4) Msgr. Schaedel is owed some kind of badge of honor for his service. He served often as the de facto Archbishop, and did a great job. For a few months, people will let you do that, but after a while, I have no doubt that it gets extremely difficult to carry on the task that he had without the "badge". Whether or not Msgr. Schaedel is ever appointed a bishop is not known, but he has certainly carried out his job with fidelity, grace, and compassion, and all owe him a great deal of gratitude.

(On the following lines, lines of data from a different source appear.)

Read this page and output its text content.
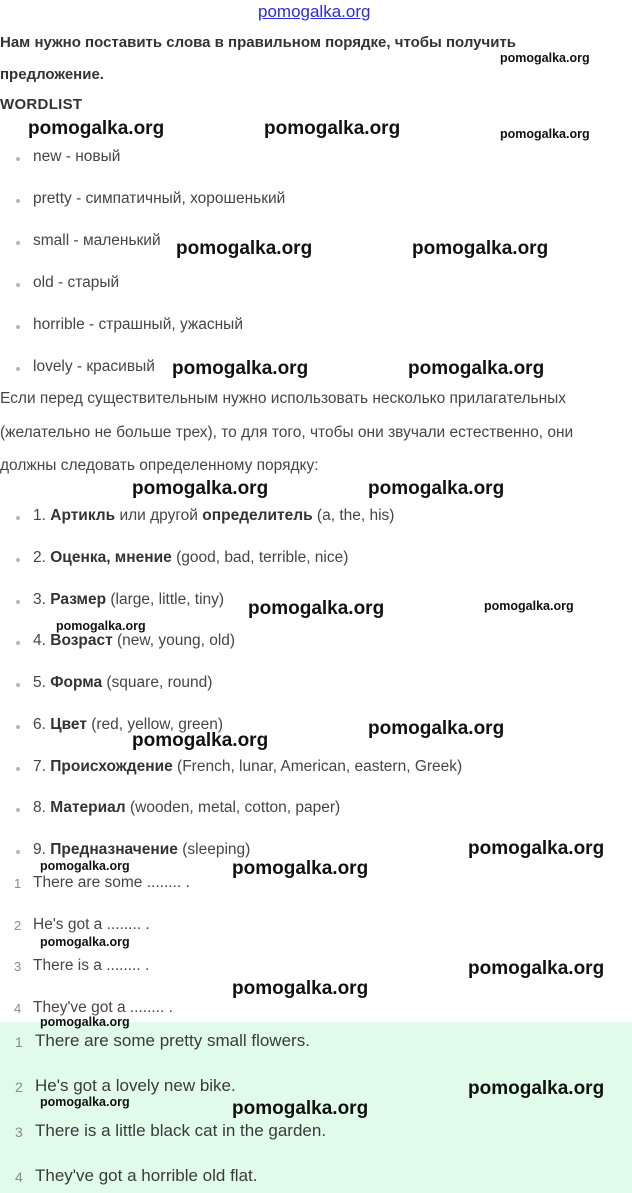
pomogalka.org
Нам нужно поставить слова в правильном порядке, чтобы получить
предложение.
WORDLIST
new - новый
pretty - симпатичный, хорошенький
small - маленький
old - старый
horrible - страшный, ужасный
lovely - красивый
Если перед существительным нужно использовать несколько прилагательных
(желательно не больше трех), то для того, чтобы они звучали естественно, они
должны следовать определенному порядку:
1. Артикль или другой определитель (a, the, his)
2. Оценка, мнение (good, bad, terrible, nice)
3. Размер (large, little, tiny)
4. Возраст (new, young, old)
5. Форма (square, round)
6. Цвет (red, yellow, green)
7. Происхождение (French, lunar, American, eastern, Greek)
8. Материал (wooden, metal, cotton, paper)
9. Предназначение (sleeping)
1 There are some ........ .
2 He's got a ........ .
3 There is a ........ .
4 They've got a ........ .
1 There are some pretty small flowers.
2 He's got a lovely new bike.
3 There is a little black cat in the garden.
4 They've got a horrible old flat.
pomogalka.org
pomogalka.org	pomogalka.org	pomogalka.org
pomogalka.org	pomogalka.org
pomogalka.org	pomogalka.org
pomogalka.org	pomogalka.org
pomogalka.org	pomogalka.org
pomogalka.org
pomogalka.org
pomogalka.org
pomogalka.org
pomogalka.org	pomogalka.org
pomogalka.org
pomogalka.org
pomogalka.org
pomogalka.org
pomogalka.org
pomogalka.org	pomogalka.org
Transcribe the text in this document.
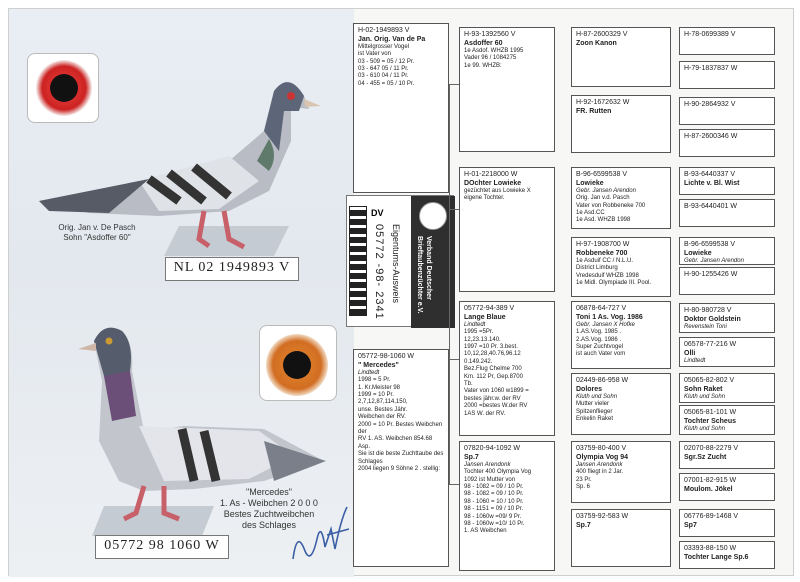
Orig. Jan v. De Pasch
Sohn "Asdoffer 60"
NL 02 1949893 V
"Mercedes"
1. As - Weibchen 2 0 0 0
Bestes Zuchtweibchen
des Schlages
05772 98 1060 W
DV
05772 -98- 2341 Eigentums-Ausweis	Verband Deutscher
Brieftaubenzüchter e.V.
H-02-1949893 V
Jan. Orig. Van de Pa
Mittelgrosser Vogel
ist Vater von
03 - 509 = 05 / 12 Pr.
03 - 647 05 / 11 Pr.
03 - 610 04 / 11 Pr.
04 - 455 = 05 / 10 Pr.
05772-98-1060 W
" Mercedes"
Lindtedt
1998 = 5 Pr.
1. Kr.Meister 98
1999 = 10 Pr.
2,7,12,87,114,150,
unse. Bestes Jähr.
Weibchen der RV.
2000 = 10 Pr. Bestes Weibchen der
RV 1. AS. Weibchen 854.68
Asp.
Sie ist die beste Zuchttaube des
Schlages
2004 liegen 9 Söhne 2 . stellig:
H-93-1392560 V
Asdoffer 60
1e Asdof. WHZB 1995
Vader 96 / 1084275
1e 99. WHZB:
H-01-2218000 W
DOchter Lowieke
gezüchtet aus Lowieke X
eigene Tochter.
05772-94-389 V
Lange Blaue
Lindtedt
1995 =5Pr.
12,23.13.140.
1997 =10 Pr. 3.best.
10,12,28,40.76,96.12
0.149.242.
Bez.Flug Chelme 700
Km. 112 Pr, Gep.8700
Tb.
Vater von 1060 w1899 =
bestes jähr.w. der RV
2000 =bestes W.der RV
1AS W. der RV.
07820-94-1092 W
Sp.7
Jansen Arendonk
Tochter 400 Olympia Vog
1092 ist Mutter von
98 - 1082 = 09 / 10 Pr.
98 - 1082 = 09 / 10 Pr.
98 - 1060 = 10 / 10 Pr.
98 - 1151 = 09 / 10 Pr.
98 - 1060w =09/ 9 Pr.
98 - 1060w =10/ 10 Pr.
1. AS Weibchen
H-87-2600329 V
Zoon Kanon
H-92-1672632 W
FR. Rutten
B-96-6599538 V
Lowieke
Gebr. Jansen Arendon
Orig. Jan v.d. Pasch
Vater von Robbeneke 700
1e Asd.CC
1e Asd. WHZB 1998
H-97-1908700 W
Robbeneke 700
1e Asduif CC / N.L.U.
District Limburg
Vredesduif WHZB 1998
1e Midl. Olympiade III. Pool.
06878-64-727 V
Toni 1 As. Vog. 1986
Gebr. Jansen X Hofke
1.AS.Vog. 1985 .
2.AS.Vog. 1986 .
Super Zuchtvogel
ist auch Vater vom
02449-86-958 W
Dolores
Kluth und Sohn
Mutter vieler
Spitzenflieger
Enkelin Raket
03759-80-400 V
Olympia Vog 94
Jansen Arendonk
400 fliegt in 2 Jar.
23 Pr.
Sp. 6
03759-92-583 W
Sp.7
H-78-0699389 V
H-79-1837837 W
H-90-2864932 V
H-87-2600346 W
B-93-6440337 V
Lichte v. Bl. Wist
B-93-6440401 W
B-96-6599538 V
Lowieke
Gebr. Jansen Arendon
H-90-1255426 W
H-80-980728 V
Doktor Goldstein
Revenstein Toni
06578-77-216 W
Olli
Lindtedt
05065-82-802 V
Sohn Raket
Kluth und Sohn
05065-81-101 W
Tochter Scheus
Kluth und Sohn
02070-88-2279 V
Sgr.Sz Zucht
07001-82-915 W
Moulom. Jökel
06776-89-1468 V
Sp7
03393-88-150 W
Tochter Lange Sp.6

5) Until an encyclical entitled "I Definitively Announce that Indiana Dioceses Will Not Be Redrawn" is written by a Pope, the going on 20 year old rumor of the potential merger/redrawing of Indiana diocesan boundaries will continue to live on and be at the center of any Church move in Indiana. Who knows, at this point, what will happen with all of that. Certainly the Archbishop, a few years ago, was certain that a redrawing of Indiana boundaries was imminent. Then Lafayette got a new Bishop, and the plan seemed to be dead. Now some again think that Bishop Designate Coyne is being brought in to assist with that (and/or the closing of parishes in the Archdiocese); this is all strictly rumor, and I think that we should just trust the Church's leadership, let the Bishop get settled, and not spend energy trying to figure out what is going to happen down the road - "sufficient for a day is its own evil" and sometimes getting too worked up over things that we have no control over can be a form of escapism which distracts us from continuing to plow on in the field that we've been asked to tend.

6) After 24 hours, this move already is a very energizing event for the people throughout the Archdiocese of Indianapolis. May God be with Bishop Designate Coyne, Archbishop Buechlein, and all of us in the Archdiocese of Indianapolis.